We can achieve this only in
alliance with the society at large, together amending universal human rights
with the right to data ownership and the right of safe passage.
Data ownership states that the
data pertaining to my activity, like my browsing pattern, shopping habits or
reading history, belongs to me, and only I control its use. Safe passage is the
expectation that the information I choose to transfer will reach its intended
beneficiaries without being tapped by countless electronic ears along the way.

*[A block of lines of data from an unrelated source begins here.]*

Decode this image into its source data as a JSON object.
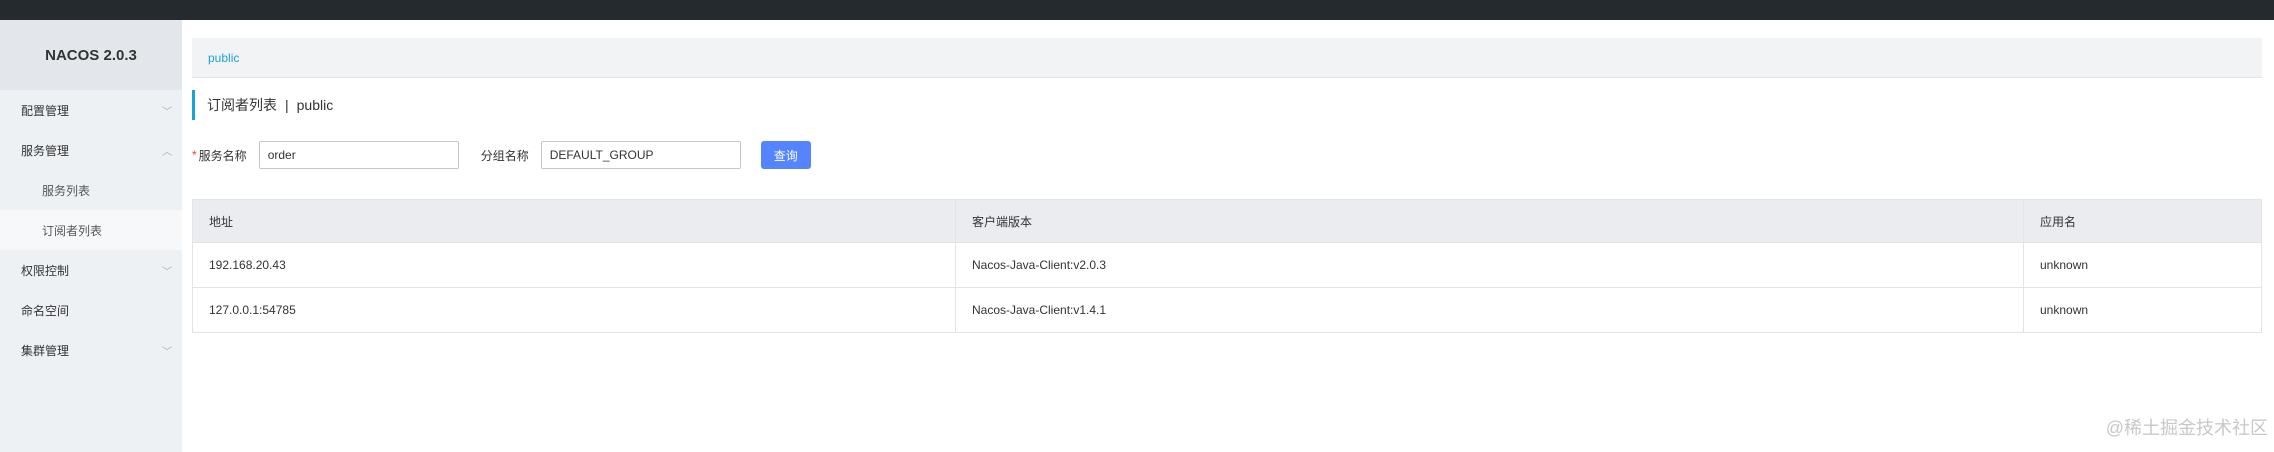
{
  "app": {
    "brand": "NACOS 2.0.3"
  },
  "sidebar": {
    "items": [
      {
        "label": "配置管理",
        "chevron": "﹀"
      },
      {
        "label": "服务管理",
        "chevron": "︿"
      },
      {
        "label": "服务列表"
      },
      {
        "label": "订阅者列表"
      },
      {
        "label": "权限控制",
        "chevron": "﹀"
      },
      {
        "label": "命名空间"
      },
      {
        "label": "集群管理",
        "chevron": "﹀"
      }
    ]
  },
  "breadcrumb": {
    "namespace": "public"
  },
  "page": {
    "title": "订阅者列表",
    "separator": "|",
    "namespace": "public"
  },
  "form": {
    "required_mark": "*",
    "service_label": "服务名称",
    "service_value": "order",
    "group_label": "分组名称",
    "group_value": "DEFAULT_GROUP",
    "query_button": "查询"
  },
  "table": {
    "headers": [
      "地址",
      "客户端版本",
      "应用名"
    ],
    "rows": [
      [
        "192.168.20.43",
        "Nacos-Java-Client:v2.0.3",
        "unknown"
      ],
      [
        "127.0.0.1:54785",
        "Nacos-Java-Client:v1.4.1",
        "unknown"
      ]
    ]
  },
  "watermark": "@稀土掘金技术社区"
}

The NSA, by indiscriminately tapping all communication pipelines, has degraded
both principles.
Science can counteract spying
overreach by developing tools and technologies that, by design, lock in these
principles. A good example of such a design is the Internet itself, built to be
an open system to which anyone could connect without vetting by a central
authority. It took decades for governments around the world to learn to censor
its openness.
This summer, while visiting my
hometown in Transylvania, I had the opportunity to talk with a neighbor who
spent years as a political prisoner. Once freed, for decades to come, he knew
that everything he uttered was listened to and recorded. He received
transcripts of his own communications after the fall of communism. They spanned
seven volumes. It was toxic and dehumanizing, a way of life that America has
repeatedly denounced and fought against.
So why are we beginning to spread
communism 2.0 around the world, a quarter-century after the Iron Curtain’s
collapse? This is effectively what NSA surveillance has become. If we
scientists stay silent, we all risk becoming digitally enslaved.
Posted with permission.
Posted with permission.
Albert-László Barabási is a physicist and network scientist at Northeastern University and Harvard Medical School, and the author of “Bursts: The Hidden Patterns Behind Everything We Do.”